Yanzhong Trade Co. Ltd., based in east China's Zhejiang Province, is the first private company involved in logistics in China. The company, with a registered capital of five million yuan (602,400 U.S. dollars), exported fabrics worth 10 million U.S. dollars last year.
The company is aiming to explore the South America market this year, said Lu Tianming, the company's representative attending the East China Export and Import Commodity Fair 2002, which opened last Friday in Shanghai.
"Some companies from the Middle East at the Fair have expressed the hope of cooperating with our company," he said.
The company's export business in America and Europe was affected after the September 11 incident. But Lu said that this year's business would be better than last year, judging from the results of the first two months of 2002.
Zhejiang boasts one of the most vigorous private economies in China. One fourth of the 23 billion U.S. dollars-worth of the province's exports came from the private sector in 2001.
The Ministry of Foreign Trade and Economic Cooperation did not grant Zhenjiang's private businesses import-export licenses until 1999.
Private businesses will play a positive role in enhancing China's exports, said Wang Yaotian, a specialist in WTO issues.
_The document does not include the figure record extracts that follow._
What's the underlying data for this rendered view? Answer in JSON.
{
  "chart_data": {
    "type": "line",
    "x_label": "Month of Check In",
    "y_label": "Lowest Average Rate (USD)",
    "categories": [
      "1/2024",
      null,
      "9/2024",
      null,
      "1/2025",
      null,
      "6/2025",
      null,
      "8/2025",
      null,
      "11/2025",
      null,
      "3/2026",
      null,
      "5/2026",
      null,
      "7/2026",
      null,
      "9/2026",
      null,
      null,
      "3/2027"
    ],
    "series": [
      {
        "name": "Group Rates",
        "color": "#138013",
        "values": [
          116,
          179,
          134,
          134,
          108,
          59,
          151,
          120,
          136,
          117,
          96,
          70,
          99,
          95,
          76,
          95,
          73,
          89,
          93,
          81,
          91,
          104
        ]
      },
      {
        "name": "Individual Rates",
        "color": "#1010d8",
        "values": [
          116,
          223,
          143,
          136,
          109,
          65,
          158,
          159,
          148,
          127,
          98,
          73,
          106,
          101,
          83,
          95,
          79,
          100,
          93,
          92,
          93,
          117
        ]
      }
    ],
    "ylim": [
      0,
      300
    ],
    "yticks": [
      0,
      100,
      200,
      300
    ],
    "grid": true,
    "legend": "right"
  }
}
The fair, which has been held annually since 1991, is China's largest regional export and import commodity fair. Contracts resulting from the fair, which was attended by about 10,000 domestic and foreign business people, reached a record 1.532 billion U.S. dollars-worth in 2001.
The 2002 event has attracted some 600 domestic and foreign businesses, and features three categories of exhibits -- garments, light industrial products and technology.
East China is one of the most developed regions in the country, with its industrial output totaling 2.6 trillion yuan in 2001.